Chris Hipkins speaking to his MPs in a dreary hotel.

Labour has been an unusually quiet opposition party. Labour MPs barely put out a press release in the first few months of the term while they focused on dissecting what went wrong in their 2023 campaign – they slumped to one of their worst-ever defeats, winning just under 27% of the party vote – and rebuilding for the future.

“We understand why New Zealanders didn’t vote for us at the last election,” Hipkins told journalists during a lunch break. “We understand they were looking for something different from us. We have refreshed ourselves. We’ve re-energised ourselves. We’ve changed and we are offering a very different Labour Party at this election to what we’re offering last time.”

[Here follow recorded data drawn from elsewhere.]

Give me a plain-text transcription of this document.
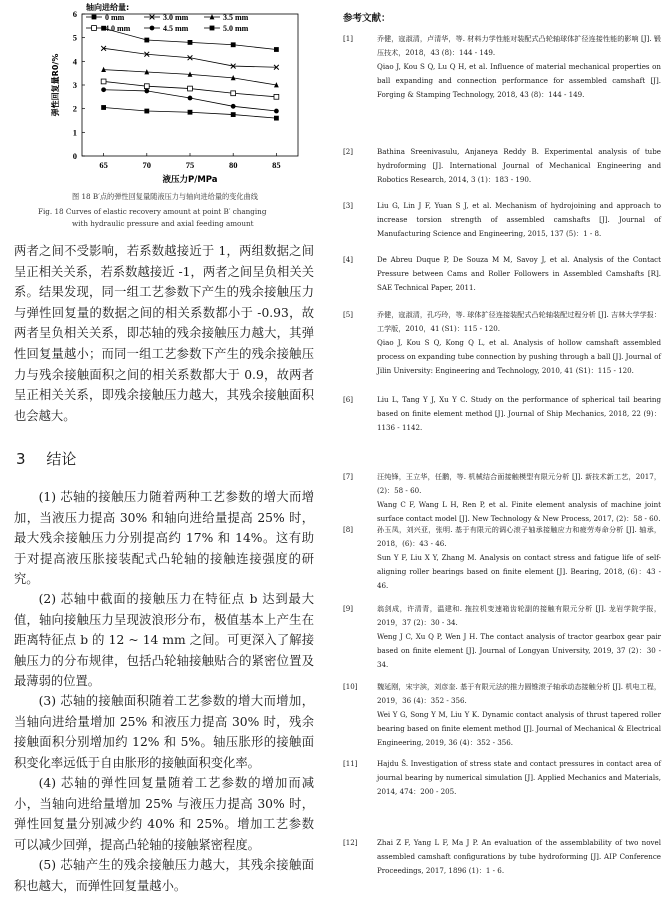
0
1
2
3
4
5
6
65	70	75	80	85
液压力P/MPa
弹性回复量R0/%
轴向进给量:
0 mm	3.0 mm	3.5 mm
4.0 mm	4.5 mm	5.0 mm
图 18 B′点的弹性回复量随液压力与轴向进给量的变化曲线
Fig. 18 Curves of elastic recovery amount at point B′ changing
with hydraulic pressure and axial feeding amount
两者之间不受影响，若系数越接近于 1，两组数据之间呈正相关关系，若系数越接近 -1，两者之间呈负相关关系。结果发现，同一组工艺参数下产生的残余接触压力与弹性回复量的数据之间的相关系数都小于 -0.93，故两者呈负相关关系，即芯轴的残余接触压力越大，其弹性回复量越小；而同一组工艺参数下产生的残余接触压力与残余接触面积之间的相关系数都大于 0.9，故两者呈正相关关系，即残余接触压力越大，其残余接触面积也会越大。
3 结论
(1) 芯轴的接触压力随着两种工艺参数的增大而增加，当液压力提高 30% 和轴向进给量提高 25% 时，最大残余接触压力分别提高约 17% 和 14%。这有助于对提高液压胀接装配式凸轮轴的接触连接强度的研究。
(2) 芯轴中截面的接触压力在特征点 b 达到最大值，轴向接触压力呈现波浪形分布，极值基本上产生在距离特征点 b 的 12 ~ 14 mm 之间。可更深入了解接触压力的分布规律，包括凸轮轴接触贴合的紧密位置及最薄弱的位置。
(3) 芯轴的接触面积随着工艺参数的增大而增加，当轴向进给量增加 25% 和液压力提高 30% 时，残余接触面积分别增加约 12% 和 5%。轴压胀形的接触面积变化率远低于自由胀形的接触面积变化率。
(4) 芯轴的弹性回复量随着工艺参数的增加而减小，当轴向进给量增加 25% 与液压力提高 30% 时，弹性回复量分别减少约 40% 和 25%。增加工艺参数可以减少回弹，提高凸轮轴的接触紧密程度。
(5) 芯轴产生的残余接触压力越大，其残余接触面积也越大，而弹性回复量越小。
参考文献：
[1]	乔健，寇淑清，卢清华，等. 材料力学性能对装配式凸轮轴球体扩径连接性能的影响 [J]. 锻压技术，2018，43 (8)：144 - 149.
Qiao J, Kou S Q, Lu Q H, et al. Influence of material mechanical properties on ball expanding and connection performance for assembled camshaft [J]. Forging & Stamping Technology, 2018, 43 (8)：144 - 149.
[2]	Bathina Sreenivasulu, Anjaneya Reddy B. Experimental analysis of tube hydroforming [J]. International Journal of Mechanical Engineering and Robotics Research, 2014, 3 (1)：183 - 190.
[3]	Liu G, Lin J F, Yuan S J, et al. Mechanism of hydrojoining and approach to increase torsion strength of assembled camshafts [J]. Journal of Manufacturing Science and Engineering, 2015, 137 (5)：1 - 8.
[4]	De Abreu Duque P, De Souza M M, Savoy J, et al. Analysis of the Contact Pressure between Cams and Roller Followers in Assembled Camshafts [R]. SAE Technical Paper, 2011.
[5]	乔健，寇淑清，孔巧玲，等. 球体扩径连接装配式凸轮轴装配过程分析 [J]. 吉林大学学报：工学版，2010，41 (S1)：115 - 120.
Qiao J, Kou S Q, Kong Q L, et al. Analysis of hollow camshaft assembled process on expanding tube connection by pushing through a ball [J]. Journal of Jilin University: Engineering and Technology, 2010, 41 (S1)：115 - 120.
[6]	Liu L, Tang Y J, Xu Y C. Study on the performance of spherical tail bearing based on finite element method [J]. Journal of Ship Mechanics, 2018, 22 (9)：1136 - 1142.
[7]	汪纯锋，王立华，任鹏，等. 机械结合面接触模型有限元分析 [J]. 新技术新工艺，2017，(2)：58 - 60.
Wang C F, Wang L H, Ren P, et al. Finite element analysis of machine joint surface contact model [J]. New Technology & New Process, 2017, (2)：58 - 60.
[8]	孙玉凤，刘兴亚，张明. 基于有限元的调心滚子轴承接触应力和疲劳寿命分析 [J]. 轴承，2018，(6)：43 - 46.
Sun Y F, Liu X Y, Zhang M. Analysis on contact stress and fatigue life of self-aligning roller bearings based on finite element [J]. Bearing, 2018, (6)：43 - 46.
[9]	翁剑成，许清青，温建和. 拖拉机变速箱齿轮副的接触有限元分析 [J]. 龙岩学院学报，2019，37 (2)：30 - 34.
Weng J C, Xu Q P, Wen J H. The contact analysis of tractor gearbox gear pair based on finite element [J]. Journal of Longyan University, 2019, 37 (2)：30 - 34.
[10]	魏延刚，宋宇滨，刘彦奎. 基于有限元法的推力圆锥滚子轴承动态接触分析 [J]. 机电工程，2019，36 (4)：352 - 356.
Wei Y G, Song Y M, Liu Y K. Dynamic contact analysis of thrust tapered roller bearing based on finite element method [J]. Journal of Mechanical & Electrical Engineering, 2019, 36 (4)：352 - 356.
[11]	Hajdu Š. Investigation of stress state and contact pressures in contact area of journal bearing by numerical simulation [J]. Applied Mechanics and Materials, 2014, 474：200 - 205.
[12]	Zhai Z F, Yang L F, Ma J P. An evaluation of the assemblability of two novel assembled camshaft configurations by tube hydroforming [J]. AIP Conference Proceedings, 2017, 1896 (1)：1 - 6.
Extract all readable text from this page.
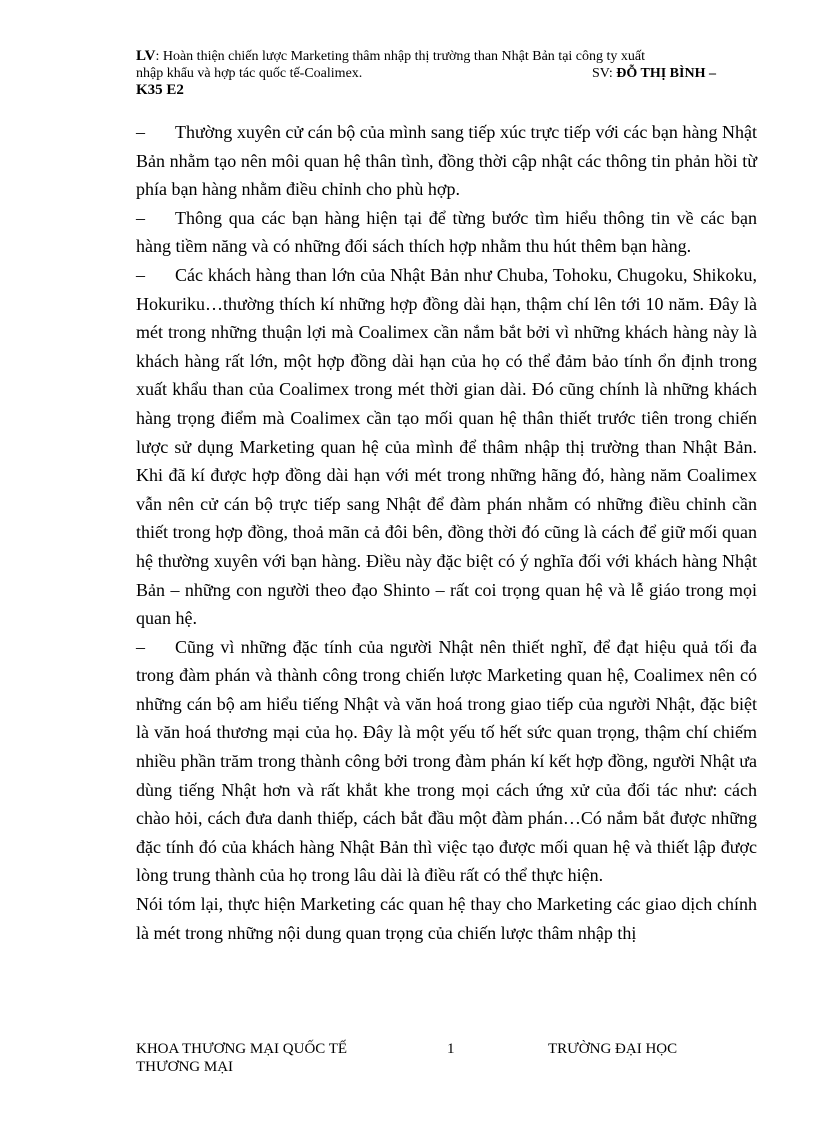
LV: Hoàn thiện chiến lược Marketing thâm nhập thị trường than Nhật Bản tại công ty xuất
nhập khẩu và hợp tác quốc tế-Coalimex.	SV: ĐỖ THỊ BÌNH –
K35 E2

– Thường xuyên cử cán bộ của mình sang tiếp xúc trực tiếp với các bạn hàng Nhật Bản nhằm tạo nên môi quan hệ thân tình, đồng thời cập nhật các thông tin phản hồi từ phía bạn hàng nhằm điều chỉnh cho phù hợp.

– Thông qua các bạn hàng hiện tại để từng bước tìm hiểu thông tin về các bạn hàng tiềm năng và có những đối sách thích hợp nhằm thu hút thêm bạn hàng.

– Các khách hàng than lớn của Nhật Bản như Chuba, Tohoku, Chugoku, Shikoku, Hokuriku…thường thích kí những hợp đồng dài hạn, thậm chí lên tới 10 năm. Đây là mét trong những thuận lợi mà Coalimex cần nắm bắt bởi vì những khách hàng này là khách hàng rất lớn, một hợp đồng dài hạn của họ có thể đảm bảo tính ổn định trong xuất khẩu than của Coalimex trong mét thời gian dài. Đó cũng chính là những khách hàng trọng điểm mà Coalimex cần tạo mối quan hệ thân thiết trước tiên trong chiến lược sử dụng Marketing quan hệ của mình để thâm nhập thị trường than Nhật Bản. Khi đã kí được hợp đồng dài hạn với mét trong những hãng đó, hàng năm Coalimex vẫn nên cử cán bộ trực tiếp sang Nhật để đàm phán nhằm có những điều chỉnh cần thiết trong hợp đồng, thoả mãn cả đôi bên, đồng thời đó cũng là cách để giữ mối quan hệ thường xuyên với bạn hàng. Điều này đặc biệt có ý nghĩa đối với khách hàng Nhật Bản – những con người theo đạo Shinto – rất coi trọng quan hệ và lễ giáo trong mọi quan hệ.

– Cũng vì những đặc tính của người Nhật nên thiết nghĩ, để đạt hiệu quả tối đa trong đàm phán và thành công trong chiến lược Marketing quan hệ, Coalimex nên có những cán bộ am hiểu tiếng Nhật và văn hoá trong giao tiếp của người Nhật, đặc biệt là văn hoá thương mại của họ. Đây là một yếu tố hết sức quan trọng, thậm chí chiếm nhiều phần trăm trong thành công bởi trong đàm phán kí kết hợp đồng, người Nhật ưa dùng tiếng Nhật hơn và rất khắt khe trong mọi cách ứng xử của đối tác như: cách chào hỏi, cách đưa danh thiếp, cách bắt đầu một đàm phán…Có nắm bắt được những đặc tính đó của khách hàng Nhật Bản thì việc tạo được mối quan hệ và thiết lập được lòng trung thành của họ trong lâu dài là điều rất có thể thực hiện.

Nói tóm lại, thực hiện Marketing các quan hệ thay cho Marketing các giao dịch chính là mét trong những nội dung quan trọng của chiến lược thâm nhập thị

KHOA THƯƠNG MẠI QUỐC TẾ THƯƠNG MẠI
1	TRƯỜNG ĐẠI HỌC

There is a refined focus on basic cost-of-living issues. The pull-up campaign posters are a minimalist design with just three words: jobs, health, homes. “We heard very clearly from people at the last election that they didn’t think we were focused enough on the things that matter to them,” Hipkins said.

He drew a direct contrast between National’s laissez-faire economic approach, which seeks growth through low interest rates and private investment, and Labour’s preference for more government intervention. “The current government think job creation is not their job. It is their job,” he said.

To his MPs, he emphasised the need for the party to be a mature, organised government-in-waiting. “We will also make sure that we’re offering New Zealanders a real and compelling alternative, because better is possible,” he said. He repeated some variation of “better is possible” three times throughout his speech – perhaps testing a campaign slogan?

Hipkins also previewed the attack lines the party strategists seem to think work best against Christopher Luxon and the government. The negative emigration statistics are a favourite. “Last year, we lost a record number of Kiwis simply giving up on the country and leaving looking for opportunities elsewhere that they could not find here. That is an absolute indictment of Christopher Luxon and his government.”

Broadly, he wants to position Labour as optimistic and National as pessimistic. “It’s pretty clear that New Zealanders are looking for one thing this year more than anything else, and that is a sense of hope. Because they’re not getting it from this current government,” he said in his speech.

Labour MPs eating lunch in the Quality Hotel Lincoln Green conference room.

That also works as a premature defence against one of Luxon’s go-to attacks on Hipkins: that poor economic conditions are a hangover from the mismanagement and overspending of the last Labour government. “All Christopher Luxon and National are offering is more blame, more excuses, more negativity, more cuts,” he said during his media standup.

He said the prime minister’s chosen election date of November 7 “suggests that he’s desperate to hold on as long as he can”. (That’s a bit of a reach. November 7 is not a particularly late election date. Toby Manhire predicted it for The Spinoff earlier this month).

Labour’s path to victory in 2026 looks a lot like National’s in 2023: use clear language, a limited set of talking points, and focus on kitchen-table issues while your opponents are distracted by esoteric reforms.

Hipkins’ speech felt half like a coach giving a pep talk and half like a captain demonstrating a drill. This is how I want you to talk for the next year. Do not deviate from the script. The current batch of Labour candidates may not rank among the party’s all-time greats, but they have a vulnerable opponent and a clear game plan. Whether they got the plan right is a conversation for after the election. For now, they just need to stay disciplined and execute.